Result from solve() command shows c_0

[jfdHP]

Thank you very much for the response. Yes I do agree that it is not a simple simplification. In fact, my concern was just the fact that the CAS did the complicated part of the job, but not the sign part that was a priori, for a human being, much simpler!

Now I understand that the algorithm is more complex than the "human" one. In fact the CAS does not realize directly that
x^2-6*x*sqrt(x-2)+9*x-18 = (x-3*sqrt(x-2))^2
so that the calculation of the square root is not so easy. It uses what it knows better: polynomial and rational functions. If it uses a polynomial representation, I can imagine that it defines a=sqrt(x-2) in order to get a simple polynomial:
x^2-6*x*sqrt(x-2)+9*x-18 = a^4-6*a^3+13*a^2-12*a+4
Then it uses its (powerful) root finder of polynomial functions to get
a^4-6*a^3+13*a^2-12*a+4 = (a-2)^2*(a-1)^2
Then it can take the square root to obtain
|(a-2)*(a-1)|
Then it can go back to x with a=sqrt(x-2)
|(sqrt(x-2)-2)*(sqrt(x-2)-1)|
Finally it can expand the product to obtain:
||x-2|-3*sqrt(x-2) +2|
Normally there is no sign problem in this path. I presume that the CAS does it in a similar way but the substitution is more complicated than a=sqrt(x-2) so that there is a choice of branch which can lead to a sign problem for some values of x.

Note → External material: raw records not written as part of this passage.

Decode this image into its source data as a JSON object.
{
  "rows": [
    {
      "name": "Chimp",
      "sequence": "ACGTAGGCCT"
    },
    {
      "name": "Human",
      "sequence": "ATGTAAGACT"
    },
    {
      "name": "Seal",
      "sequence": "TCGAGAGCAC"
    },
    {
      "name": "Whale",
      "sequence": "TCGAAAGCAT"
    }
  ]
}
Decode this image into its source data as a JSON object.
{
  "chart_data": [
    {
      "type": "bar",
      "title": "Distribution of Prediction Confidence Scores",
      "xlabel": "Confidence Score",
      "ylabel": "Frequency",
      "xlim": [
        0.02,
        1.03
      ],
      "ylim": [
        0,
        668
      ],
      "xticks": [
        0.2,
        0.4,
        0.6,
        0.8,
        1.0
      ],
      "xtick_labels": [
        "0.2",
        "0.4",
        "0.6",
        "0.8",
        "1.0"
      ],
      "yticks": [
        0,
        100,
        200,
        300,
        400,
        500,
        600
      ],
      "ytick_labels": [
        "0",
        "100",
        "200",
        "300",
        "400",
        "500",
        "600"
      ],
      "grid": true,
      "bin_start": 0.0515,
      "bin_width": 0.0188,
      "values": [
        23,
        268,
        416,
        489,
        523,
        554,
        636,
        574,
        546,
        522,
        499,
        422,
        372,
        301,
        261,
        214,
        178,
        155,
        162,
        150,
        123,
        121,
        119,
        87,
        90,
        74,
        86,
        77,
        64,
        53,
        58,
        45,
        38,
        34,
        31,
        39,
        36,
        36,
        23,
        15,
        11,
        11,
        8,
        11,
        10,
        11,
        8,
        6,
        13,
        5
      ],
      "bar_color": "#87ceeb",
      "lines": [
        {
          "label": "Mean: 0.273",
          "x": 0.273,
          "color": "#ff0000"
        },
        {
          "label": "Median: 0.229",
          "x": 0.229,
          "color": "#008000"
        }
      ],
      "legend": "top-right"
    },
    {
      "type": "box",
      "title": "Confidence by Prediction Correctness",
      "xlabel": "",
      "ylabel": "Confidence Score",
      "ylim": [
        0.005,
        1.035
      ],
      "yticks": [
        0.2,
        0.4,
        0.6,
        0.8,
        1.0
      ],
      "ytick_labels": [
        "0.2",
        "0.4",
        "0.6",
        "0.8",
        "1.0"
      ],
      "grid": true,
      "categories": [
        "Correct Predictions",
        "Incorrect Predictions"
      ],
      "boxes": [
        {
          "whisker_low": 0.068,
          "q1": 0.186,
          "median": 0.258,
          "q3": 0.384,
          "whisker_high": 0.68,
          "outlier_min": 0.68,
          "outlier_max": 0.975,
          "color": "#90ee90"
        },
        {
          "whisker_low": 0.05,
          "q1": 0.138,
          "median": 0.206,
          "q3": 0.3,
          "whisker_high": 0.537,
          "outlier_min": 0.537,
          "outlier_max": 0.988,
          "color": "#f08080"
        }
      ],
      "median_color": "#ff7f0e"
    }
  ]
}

I can imagine that the problem is the same for the solve command for these algebraic expressions. As long as the CAS chooses a branch, there is a loss of generality and potentially sign errors.

Maybe a warning message during the CAS calculation could be welcome. The trick of using "assume" to force the CAS to go to the relevant part in the x domain is very nice; it could also be a good idea to say something about it in the warning message.